The Menin Gate’s walls hold the names of almost 55,000 dead who were either never found or never identified, but there was not enough room to add more. Almost 35,000 additional dead were so categorized and their names are inscribed at nearby Tyne Cot cemetery. Americans probably won’t recognize this name because it holds Commonwealth war dead and possibly also because WWI is so far back in time that even our parents and grandparents have no memory of that war, unless those grandparents or their families were living in Europe during that time. There are several American military cemeteries in Europe for WWI dead, should you want to see them.

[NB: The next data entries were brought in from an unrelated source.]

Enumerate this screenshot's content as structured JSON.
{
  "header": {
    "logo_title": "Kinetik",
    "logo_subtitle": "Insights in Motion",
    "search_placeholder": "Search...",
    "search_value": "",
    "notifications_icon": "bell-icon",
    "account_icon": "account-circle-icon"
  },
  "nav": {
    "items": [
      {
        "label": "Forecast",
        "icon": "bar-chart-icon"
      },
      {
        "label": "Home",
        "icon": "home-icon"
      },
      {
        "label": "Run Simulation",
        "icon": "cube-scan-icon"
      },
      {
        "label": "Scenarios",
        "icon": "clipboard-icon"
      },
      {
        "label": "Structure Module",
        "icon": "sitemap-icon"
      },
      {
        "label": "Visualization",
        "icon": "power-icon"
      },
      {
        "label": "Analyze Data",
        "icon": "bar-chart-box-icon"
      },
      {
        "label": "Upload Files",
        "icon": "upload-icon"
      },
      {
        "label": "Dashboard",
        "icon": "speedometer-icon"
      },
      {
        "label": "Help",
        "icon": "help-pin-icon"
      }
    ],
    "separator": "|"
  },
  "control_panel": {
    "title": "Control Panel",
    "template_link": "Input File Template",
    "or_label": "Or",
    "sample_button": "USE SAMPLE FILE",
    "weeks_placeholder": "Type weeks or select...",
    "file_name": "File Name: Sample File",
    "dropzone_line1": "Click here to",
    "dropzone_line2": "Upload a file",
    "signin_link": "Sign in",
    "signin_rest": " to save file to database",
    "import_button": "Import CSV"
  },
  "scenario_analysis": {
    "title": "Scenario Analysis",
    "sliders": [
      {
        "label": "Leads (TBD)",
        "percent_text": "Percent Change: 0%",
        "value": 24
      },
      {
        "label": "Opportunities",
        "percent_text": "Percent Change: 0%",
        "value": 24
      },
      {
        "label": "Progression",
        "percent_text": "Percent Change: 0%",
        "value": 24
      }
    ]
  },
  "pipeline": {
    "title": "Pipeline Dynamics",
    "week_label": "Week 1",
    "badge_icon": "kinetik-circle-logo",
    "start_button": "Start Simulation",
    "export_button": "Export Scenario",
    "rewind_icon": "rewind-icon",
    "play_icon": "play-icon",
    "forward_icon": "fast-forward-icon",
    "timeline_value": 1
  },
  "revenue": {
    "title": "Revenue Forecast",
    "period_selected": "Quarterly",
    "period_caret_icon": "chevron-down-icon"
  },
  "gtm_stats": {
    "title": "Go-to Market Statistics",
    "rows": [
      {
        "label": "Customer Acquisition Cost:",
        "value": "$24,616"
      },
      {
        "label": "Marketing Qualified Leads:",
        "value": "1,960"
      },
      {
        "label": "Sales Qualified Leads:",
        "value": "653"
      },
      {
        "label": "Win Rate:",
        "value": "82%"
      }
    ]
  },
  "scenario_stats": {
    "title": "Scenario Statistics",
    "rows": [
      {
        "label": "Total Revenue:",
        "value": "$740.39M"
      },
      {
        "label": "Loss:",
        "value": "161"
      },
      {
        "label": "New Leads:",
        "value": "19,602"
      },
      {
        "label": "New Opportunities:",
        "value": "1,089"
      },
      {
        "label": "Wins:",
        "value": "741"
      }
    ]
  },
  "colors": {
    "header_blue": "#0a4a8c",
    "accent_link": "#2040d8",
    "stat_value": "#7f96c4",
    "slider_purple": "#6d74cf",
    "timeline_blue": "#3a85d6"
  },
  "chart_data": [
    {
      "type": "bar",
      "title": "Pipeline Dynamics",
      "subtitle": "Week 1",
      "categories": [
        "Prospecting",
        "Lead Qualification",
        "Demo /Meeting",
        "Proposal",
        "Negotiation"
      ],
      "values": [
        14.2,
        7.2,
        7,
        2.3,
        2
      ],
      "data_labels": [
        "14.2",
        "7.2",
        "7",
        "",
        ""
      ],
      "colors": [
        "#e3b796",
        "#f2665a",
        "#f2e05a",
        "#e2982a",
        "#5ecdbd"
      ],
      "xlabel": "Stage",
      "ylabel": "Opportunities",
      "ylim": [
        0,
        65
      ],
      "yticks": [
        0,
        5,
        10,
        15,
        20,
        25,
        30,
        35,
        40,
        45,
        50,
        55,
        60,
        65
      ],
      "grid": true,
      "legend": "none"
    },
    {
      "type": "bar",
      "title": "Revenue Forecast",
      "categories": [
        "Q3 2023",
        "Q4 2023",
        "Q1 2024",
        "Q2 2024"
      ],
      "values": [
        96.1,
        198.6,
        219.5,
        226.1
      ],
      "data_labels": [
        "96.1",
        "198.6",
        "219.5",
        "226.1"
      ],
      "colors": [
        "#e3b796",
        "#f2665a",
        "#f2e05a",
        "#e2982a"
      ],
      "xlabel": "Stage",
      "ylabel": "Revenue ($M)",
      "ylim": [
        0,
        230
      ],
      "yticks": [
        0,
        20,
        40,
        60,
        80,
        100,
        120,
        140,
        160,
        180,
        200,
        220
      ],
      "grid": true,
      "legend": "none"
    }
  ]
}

Tyne Cot Cemetery is located less than 6 miles from Ieper, the largest Commonwealth military cemetery in the world, though all the dead at Tyne Cot are from the First War. Almost 12,000 are buried here. To give this some perspective for any U.S. readers, the American military cemetery in Normandy at Colleville-sur-Mer is the final resting place of around 9,400 American soldiers from WWII and the American cemetery at St Avold in Lorraine, France has the graves of almost 10,500 of our dead from that war. Another difference is the astounding number of unidentified in each. Seventy percent of those in Tyne Cot are unidentified, compared to sixteen percent at Colleville-sur-Mer.
Astoundingly, the cemetery at Tyne Cot is only about 8.6 acres, where Colleville-sur-Mer, with 1500 fewer graves, covers more than 170 acres. Looking at the photograph, the saturation of Tyne Cot’s ground with headstones mimics the close quarters of the slaughter itself.
Much of the reason for the almost unimaginable numbers of dead lies not just in the sheer number of casualties and the rate at which they were killed, but in the condition of the battlefields (deep, deep mud in and around the closely spaced trenches) and in the horrific disparity between the ‘new’ technology of that war compared with the ‘old’ tools used, inneffectively, to fight it. It made for thousands upon thousands of missing and thousands upon thousands more who, when found, were not whole. The battle areas were so compact that areas of ground were constantly being taken by one side, only to be retaken almost immediately by the other. One more element of this close combat – one which never occurred to me until I read it – was the shelling of cemeteries during the war. Given the tight geographics of the war in Europe, this may have been more common in this war than in others. whether it was intentional or not scarcely matters.
I am also struck by the interactive Google map of WWI military cemeteries around Ypres. Look at the map on the web page. To me, it looks like a sickeningly vast pile of poker chips, accumulated by an incredibly skillful player.
Some final editorializing.
We continue to wage war for any, every and no reason. We humans continue to create piles of bodies of soldiers and civilians and justify the numbers against some stupid idea of national necessity, protection, pre-emption (just another euphemism for war), or for other gain.
I get the feeling, especially when watching news about robotic drones, that some war-machine nitwit somewhere thinks that it’s OK to wage war and invade other countries if we can figure out a way to do so without killing our own side. This “military intelligence” (remember what Rocket J Squirrel had to say about that term?) is insane and wrong and, ultimately, counter-productive. Why does anyone seriously assume that military force will permanently subdue any people when those applying the force also believe that they themselves could never be dominated in that way? Stupid stupid stupid.
When will we ever learn? And will we ever learn?